Les CLT oscillent effectivement entre radicalité, soutien bienveillant et institutionnalisation (Dawance T., 2020). Les organismes adoptent des gouvernances et des structurations qui reflètent des conceptions diverses du territoire et de la question sociale[6]. Le champ de leurs activités découle de ce positionnement. Certains se limitent à la production et à la gestion de logements, soutenant voire remplaçant les collectivités dans la réalisation de leur politique publique (Paris R., 2019 ; Davis J.E., Jacobus R., 2009), et négligeant quelque peu la vie communautaire (Dawance T., 2020). D’autres visent au contraire une forme de transformation sociale, créant des collectifs d’entraide et de défense d’intérêts locaux. L’échelle d’intervention des CLT produit également des effets sur la conception de communauté : un trust créé pour un quartier est difficilement comparable avec un organisme agissant sur le territoire d’un Etat entier. Le mode de financement, généralement dépendant du soutien public, le rapport aux élus et les contextes politiques locaux, peuvent également expliquer les positions différentes prises par les organismes.
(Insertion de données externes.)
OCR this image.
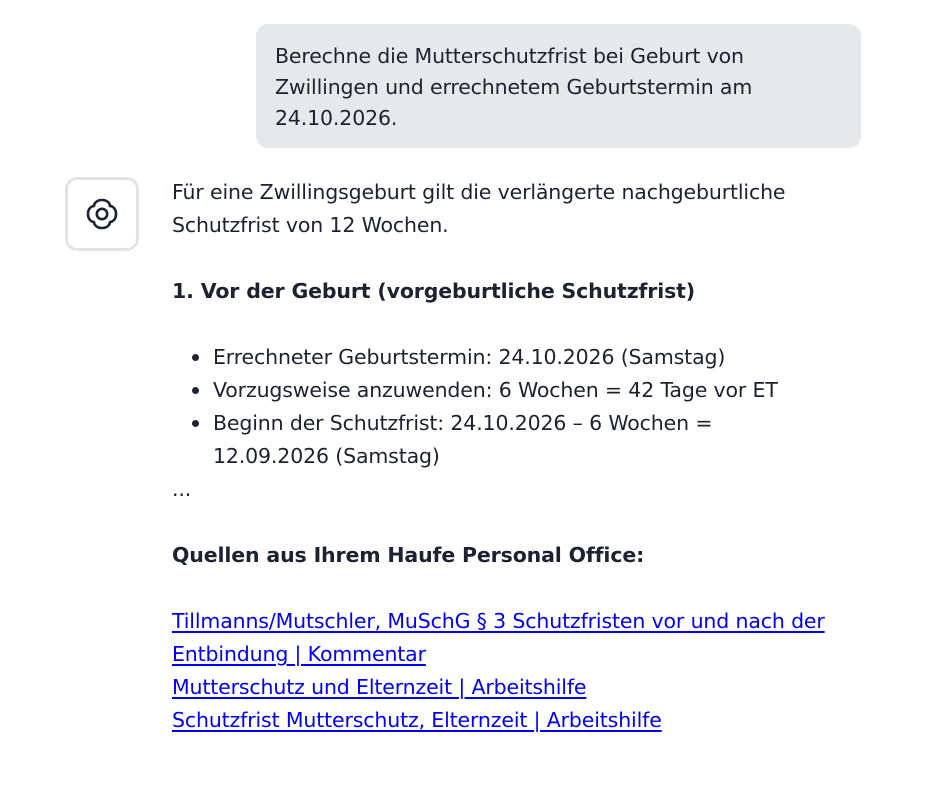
Berechne die Mutterschutzfrist bei Geburt von Zwillingen und errechnetem Geburtstermin am 24.10.2026.

Für eine Zwillingsgeburt gilt die verlängerte nachgeburtliche Schutzfrist von 12 Wochen.

1. Vor der Geburt (vorgeburtliche Schutzfrist)

Errechneter Geburtstermin: 24.10.2026 (Samstag)
Vorzugsweise anzuwenden: 6 Wochen = 42 Tage vor ET
Beginn der Schutzfrist: 24.10.2026 – 6 Wochen = 12.09.2026 (Samstag)

...

Quellen aus Ihrem Haufe Personal Office:

Tillmanns/Mutschler, MuSchG § 3 Schutzfristen vor und nach der Entbindung | Kommentar
Mutterschutz und Elternzeit | Arbeitshilfe
Schutzfrist Mutterschutz, Elternzeit | Arbeitshilfe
Ainsi, aux États-Unis, le sens de la communauté peut recouvrir des réalités diverses. Ce sujet est suffisamment sensible parmi les CLT pour faire l’objet d’une table ronde lors du CLT festival de décembre 2021 « CLTs and Community Organising », ou d’un livre « Community Matters » publié en 2022. S’interrogeant sur la place faite à la communauté dans le développement du modèle, John Emmeus Davis écrit dans l’introduction de cet ouvrage que « les inquiétudes quant au fait de « garder le « C » dans le CLT » ne sont pas, en fait, entièrement déplacées. (…) Un CLT très performant devrait être un promoteur de logements productif et un organisateur communautaire réceptif, mais il est difficile de porter deux chapeaux. Certains CLT penchent vers la première au détriment de la seconde. ». On retrouve dans cette analyse l’une des principales sources d’interrogation des OFS français : ne risquent-ils pas de délaisser la gestion pour n’être que des instruments de production ? Cependant l’auteur poursuit en expliquant qu’aux Etats-Unis « la communauté n’a pas été perdue et ne s’est pas éteinte, bien que la manière dont elle est conçue et pratiquée soit devenue de plus en plus complexe »[7] (Davis, J.E., 2022).
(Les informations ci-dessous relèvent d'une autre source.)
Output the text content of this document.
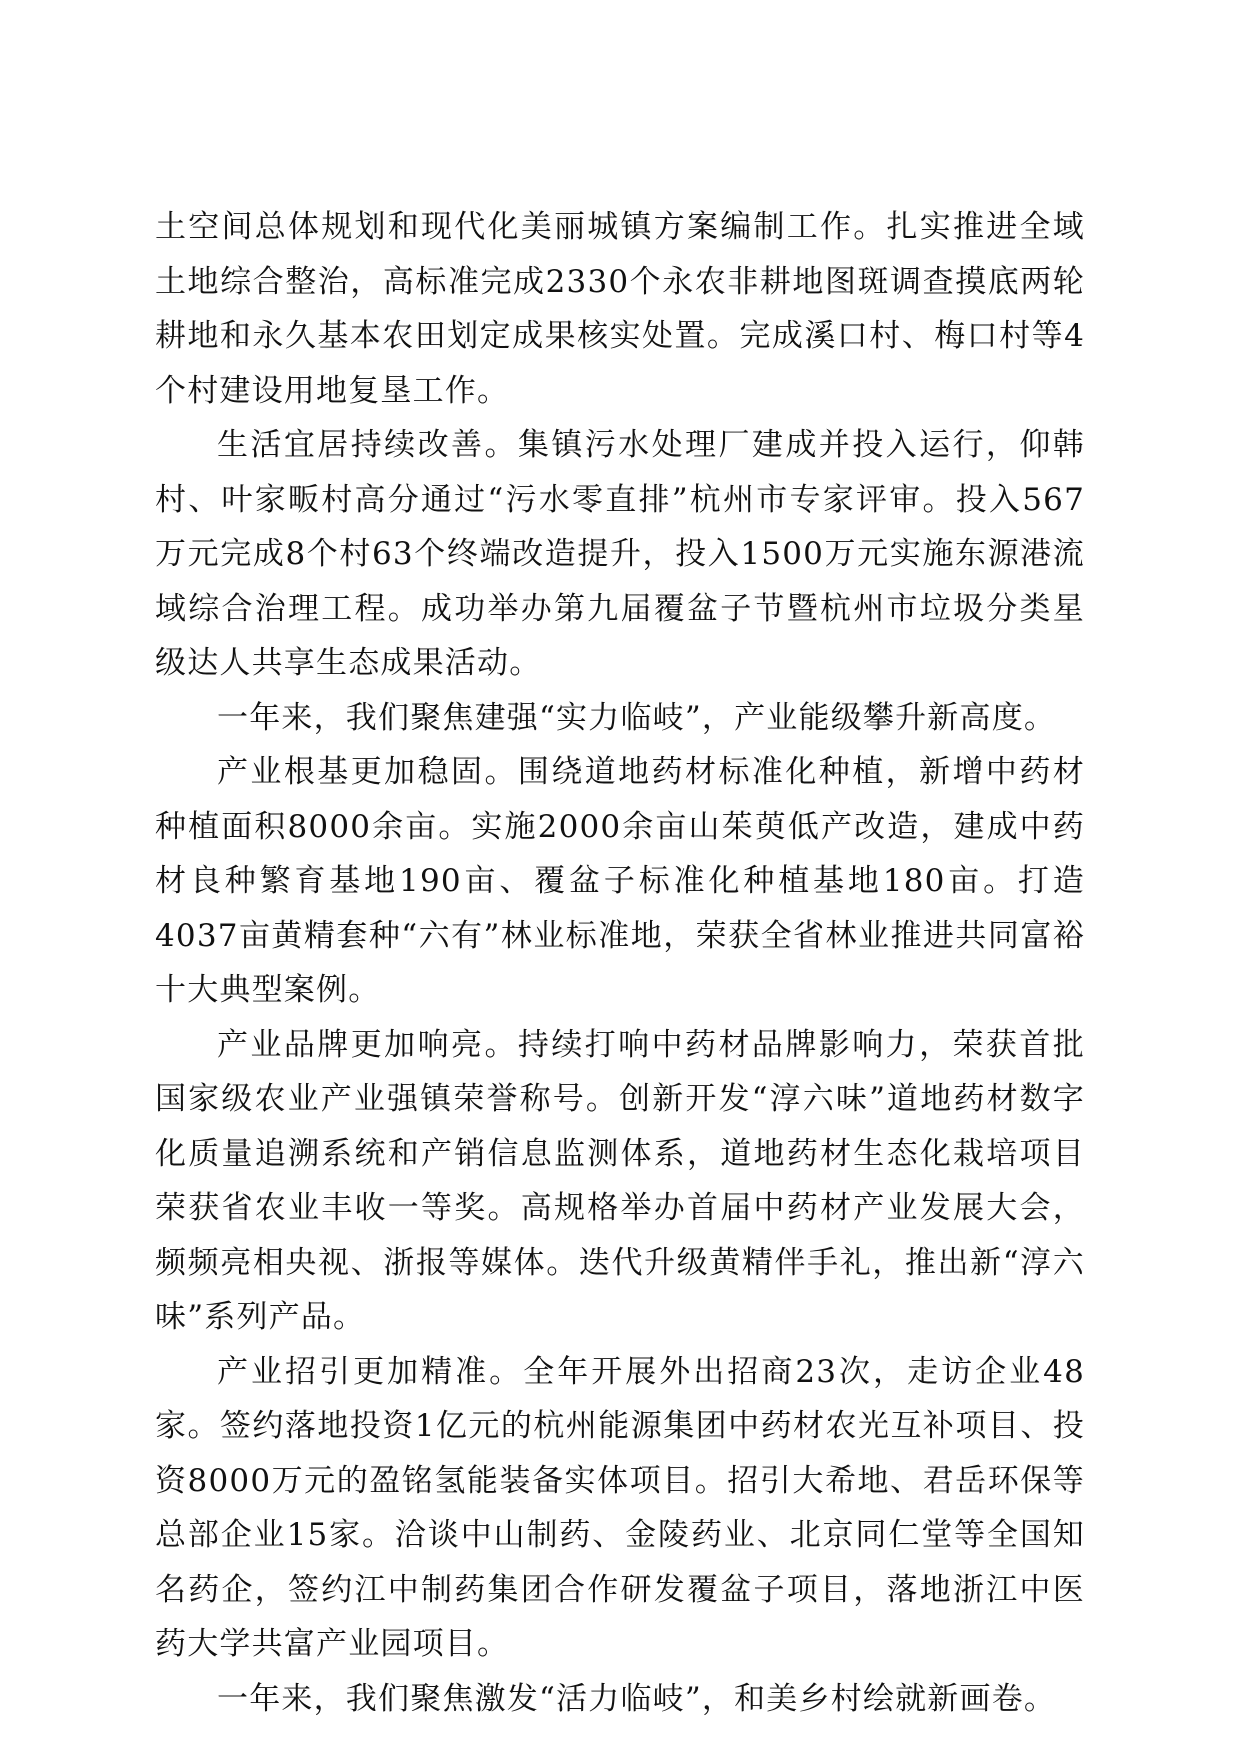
土空间总体规划和现代化美丽城镇方案编制工作。扎实推进全域土地综合整治，高标准完成2330个永农非耕地图斑调查摸底两轮耕地和永久基本农田划定成果核实处置。完成溪口村、梅口村等4个村建设用地复垦工作。

生活宜居持续改善。集镇污水处理厂建成并投入运行，仰韩村、叶家畈村高分通过“污水零直排”杭州市专家评审。投入567万元完成8个村63个终端改造提升，投入1500万元实施东源港流域综合治理工程。成功举办第九届覆盆子节暨杭州市垃圾分类星级达人共享生态成果活动。

一年来，我们聚焦建强“实力临岐”，产业能级攀升新高度。

产业根基更加稳固。围绕道地药材标准化种植，新增中药材种植面积8000余亩。实施2000余亩山茱萸低产改造，建成中药材良种繁育基地190亩、覆盆子标准化种植基地180亩。打造4037亩黄精套种“六有”林业标准地，荣获全省林业推进共同富裕十大典型案例。

产业品牌更加响亮。持续打响中药材品牌影响力，荣获首批国家级农业产业强镇荣誉称号。创新开发“淳六味”道地药材数字化质量追溯系统和产销信息监测体系，道地药材生态化栽培项目荣获省农业丰收一等奖。高规格举办首届中药材产业发展大会，频频亮相央视、浙报等媒体。迭代升级黄精伴手礼，推出新“淳六味”系列产品。

产业招引更加精准。全年开展外出招商23次，走访企业48家。签约落地投资1亿元的杭州能源集团中药材农光互补项目、投资8000万元的盈铭氢能装备实体项目。招引大希地、君岳环保等总部企业15家。洽谈中山制药、金陵药业、北京同仁堂等全国知名药企，签约江中制药集团合作研发覆盆子项目，落地浙江中医药大学共富产业园项目。

一年来，我们聚焦激发“活力临岐”，和美乡村绘就新画卷。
Un dispositif coconstruit par l’État et des expérimentateurs locaux
En France, le dispositif OFS-BRS a résulté d’une construction originale des politiques publiques nationales. Il a été développé pour répondre à des élus locaux qui souhaitaient pérenniser l’aide publique accordée à l’accession à la propriété des ménages modestes et par des opérateurs Hlm qui ne parvenaient plus à produire des logements abordables. Malgré des essais à Lille, Lyon ou encore Paris, il s’est avéré impossible de transposer directement le modèle américain en raison d’un droit de propriété trop différent. Lyon avait tenté d’utiliser le bail emphytéotique, s’appuyant sur l’expérience locale des Hospices Civils. Paris a contribué à l’invention du BRILO[8], bail réel immobilier relatif au logement (Vorms, B., 2020). Aucune de ces solutions ne fonctionnait, notamment en raison de leur échec à assurer la pérennité de la valeur pour les ménages. Le passage par un changement législatif était donc indispensable.
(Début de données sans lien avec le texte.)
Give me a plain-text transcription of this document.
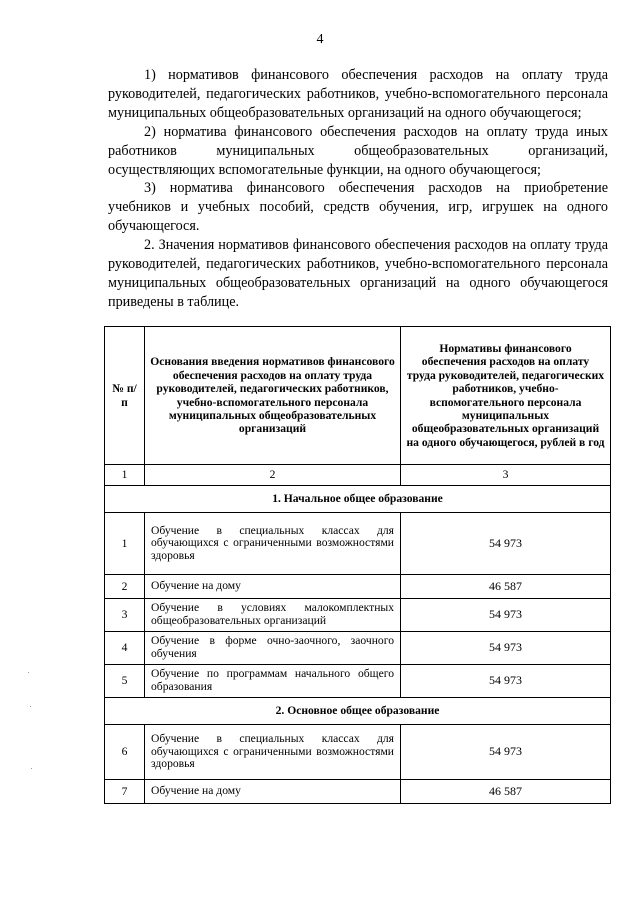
4

1) нормативов финансового обеспечения расходов на оплату труда руководителей, педагогических работников, учебно-вспомогательного персонала муниципальных общеобразовательных организаций на одного обучающегося;

2) норматива финансового обеспечения расходов на оплату труда иных работников муниципальных общеобразовательных организаций, осуществляющих вспомогательные функции, на одного обучающегося;

3) норматива финансового обеспечения расходов на приобретение учебников и учебных пособий, средств обучения, игр, игрушек на одного обучающегося.

2. Значения нормативов финансового обеспечения расходов на оплату труда руководителей, педагогических работников, учебно-вспомогательного персонала муниципальных общеобразовательных организаций на одного обучающегося приведены в таблице.

№ п/п	Основания введения нормативов финансового обеспечения расходов на оплату труда руководителей, педагогических работников, учебно-вспомогательного персонала муниципальных общеобразовательных организаций	Нормативы финансового обеспечения расходов на оплату труда руководителей, педагогических работников, учебно-вспомогательного персонала муниципальных общеобразовательных организаций на одного обучающегося, рублей в год
1	2	3
1. Начальное общее образование		
1	Обучение в специальных классах для обучающихся с ограниченными возможностями здоровья	54 973
2	Обучение на дому	46 587
3	Обучение в условиях малокомплектных общеобразовательных организаций	54 973
4	Обучение в форме очно-заочного, заочного обучения	54 973
5	Обучение по программам начального общего образования	54 973
2. Основное общее образование		
6	Обучение в специальных классах для обучающихся с ограниченными возможностями здоровья	54 973
7	Обучение на дому	46 587
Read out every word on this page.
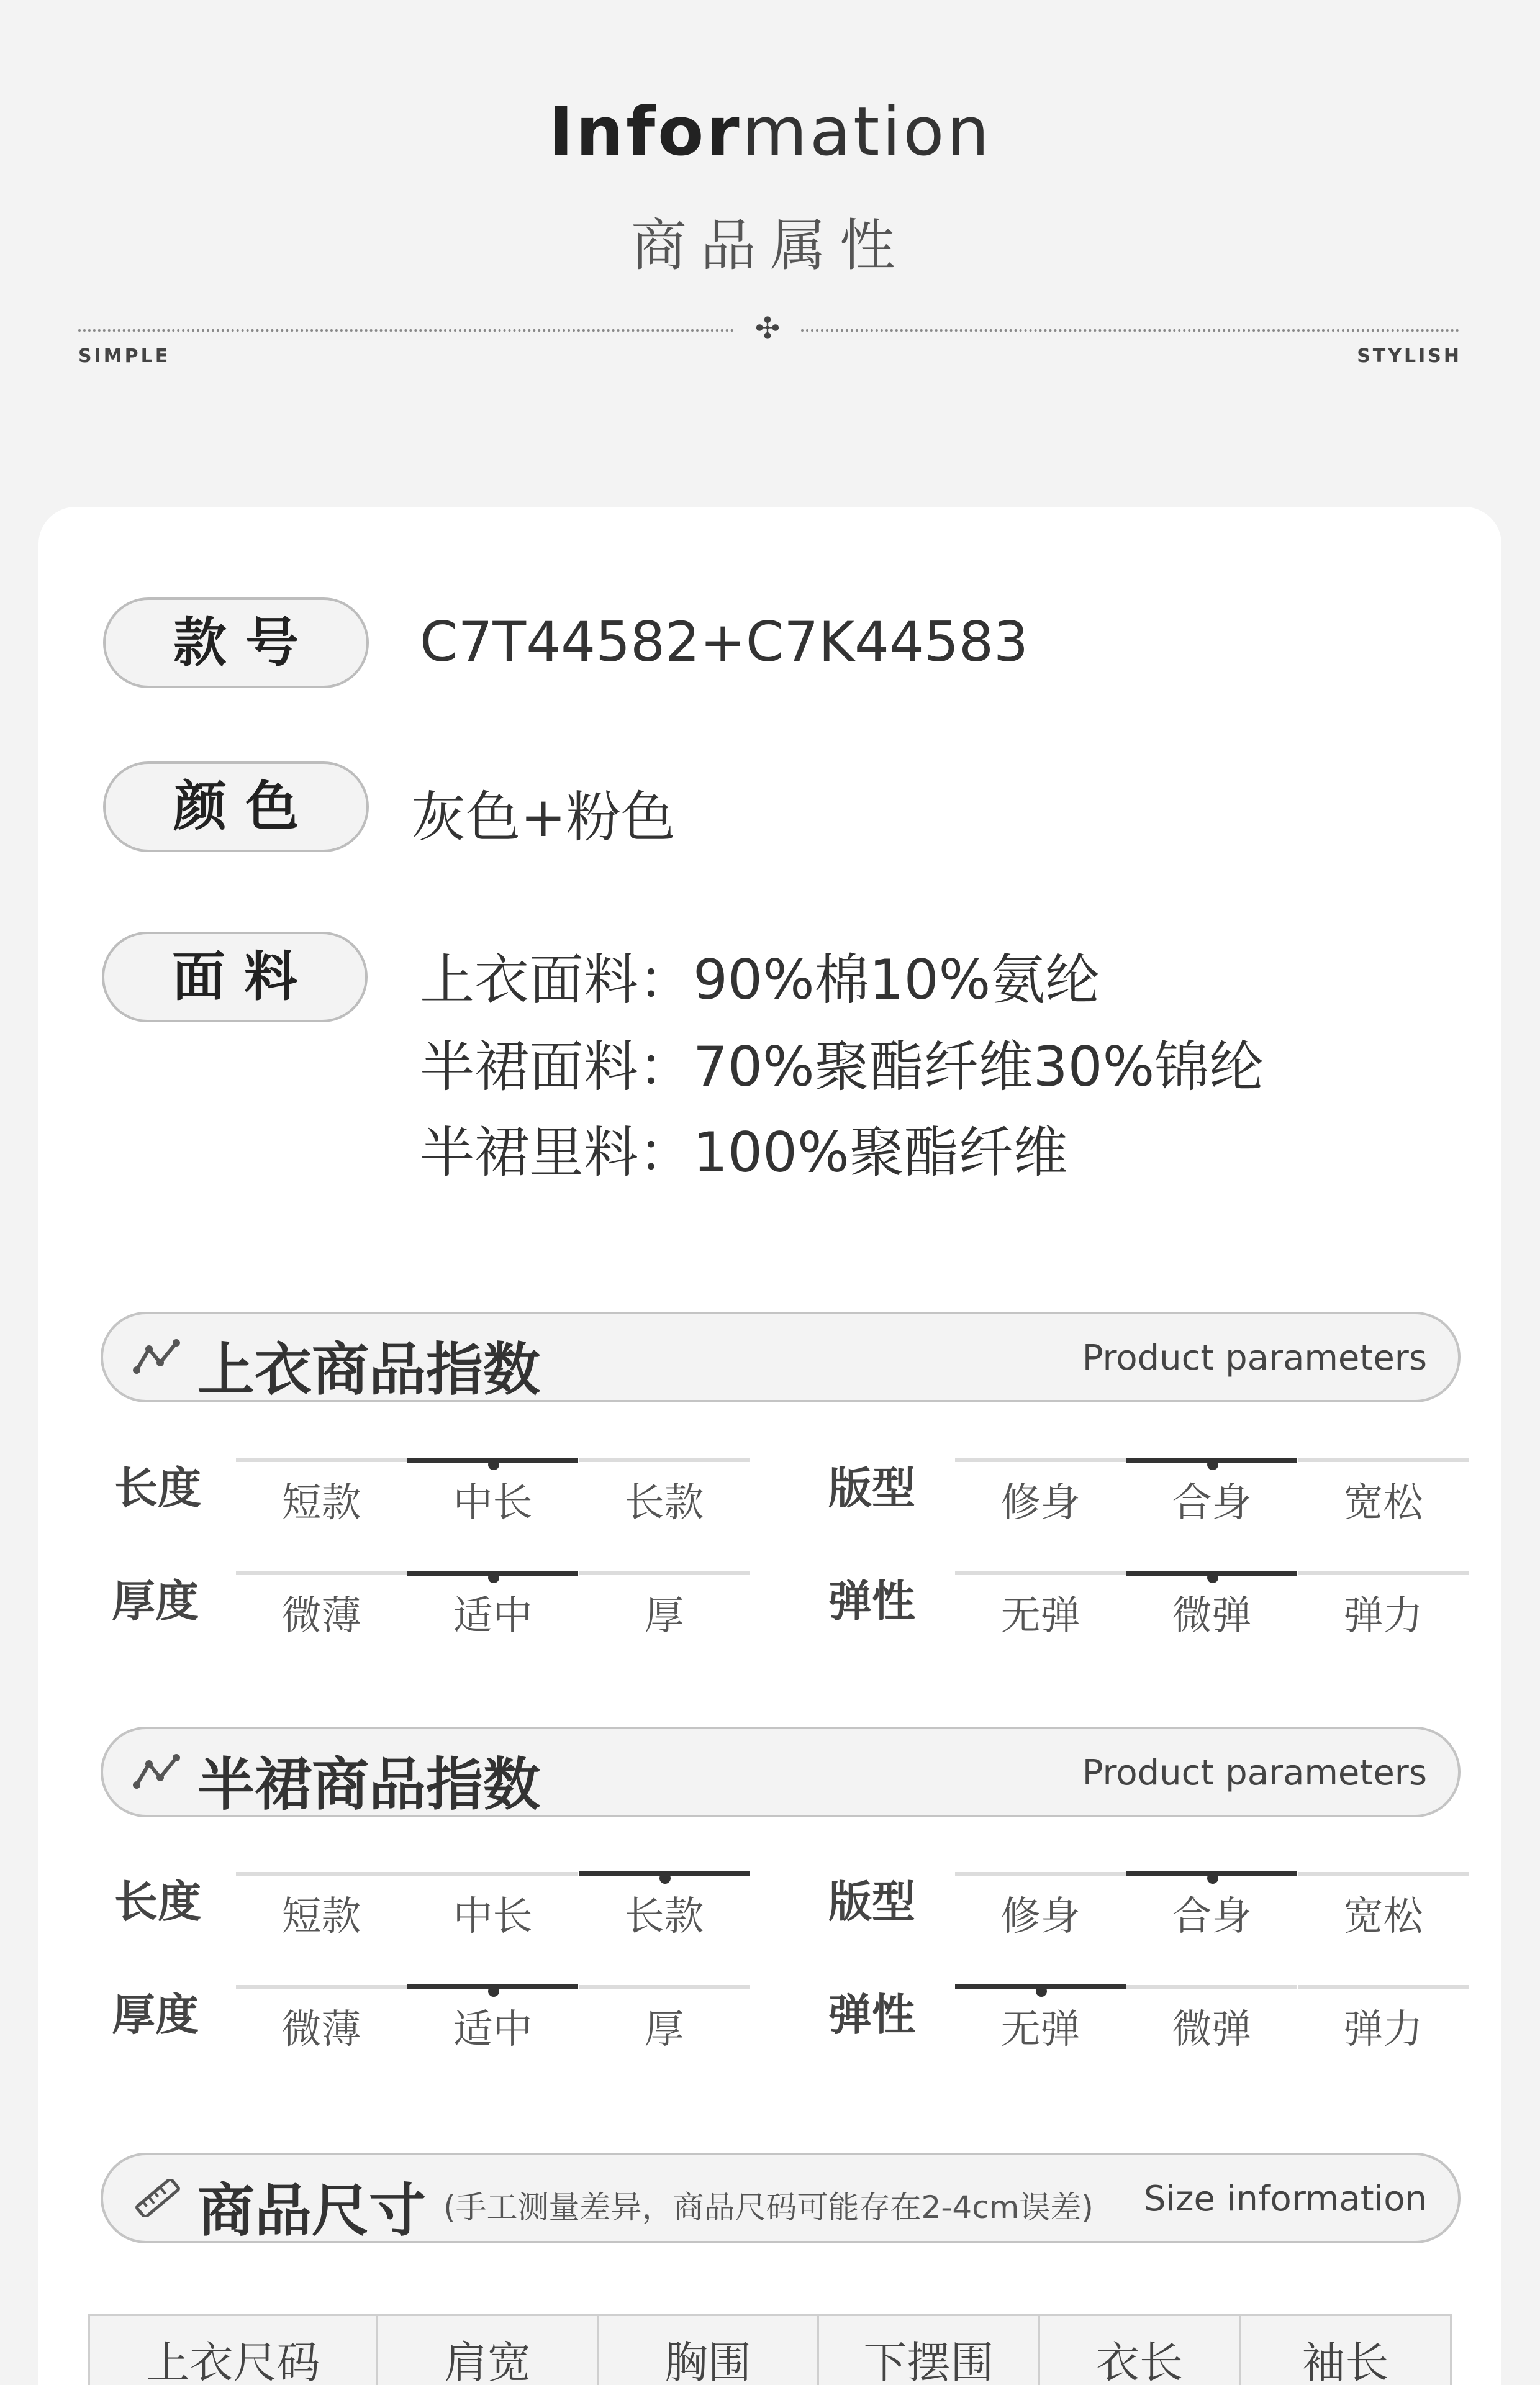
Information
商品属性
✣
SIMPLE	STYLISH
款号	C7T44582+C7K44583
颜色	灰色+粉色
面料	上衣面料：90%棉10%氨纶
半裙面料：70%聚酯纤维30%锦纶
半裙里料：100%聚酯纤维
上衣商品指数	Product parameters
长度	短款	中长	长款	版型	修身	合身	宽松
厚度	微薄	适中	厚	弹性	无弹	微弹	弹力
半裙商品指数	Product parameters
长度	短款	中长	长款	版型	修身	合身	宽松
厚度	微薄	适中	厚	弹性	无弹	微弹	弹力
商品尺寸 (手工测量差异，商品尺码可能存在2-4cm误差) Size information
上衣尺码	肩宽	胸围	下摆围	衣长	袖长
Audrey Linkenheld, adjointe à la Maire de Lille depuis 2008, est directement confrontée aux limites des politiques d’aide à l’accession à la propriété (Driant J-C., 2022). Devenue députée du Nord en 2012, puis rapporteure de la loi ALUR, elle propose par amendement[9] de créer un nouveau type d’organisme dédié à la dissociation du foncier et du bâti : les Organismes de Foncier Solidaire (OFS)[10]. Le principe du contrat de Bail Réel Solidaire (BRS), qui définit le nouveau droit réel accordé par l’OFS, est introduit dans la loi de 2015 pour la croissance, l’activité et l’égalité des chances économiques, dite loi Macron, puis développé par ordonnance en 2016[11] (Morel H., 2017). Les décrets d’application des deux dispositifs paraissent en mai 2017 au Journal Officiel.
Portés initialement par des élus et techniciens locaux, OFS et BRS entrent en application sans débat de fond, ni politique nationale associée. Ces dispositifs ont fait l’objet d’une mise à l’agenda silencieuse[12]. Au plan national, leurs promoteurs ont bénéficié d’une fenêtre d’opportunité pendant le mandat présidentiel de François Hollande (2012-2017) avec les ministres Cécile Duflot puis Emmanuelle Cosse, ainsi que du soutien de Julien Denormandie[13], entre 2017 et 2020. Ce dernier ayant travaillé sur la loi de 2015 au sein du cabinet du ministre Emmanuel Macron, connaissait le dispositif et l’a encouragé jusqu’à son changement de portefeuille ministériel en juillet 2020.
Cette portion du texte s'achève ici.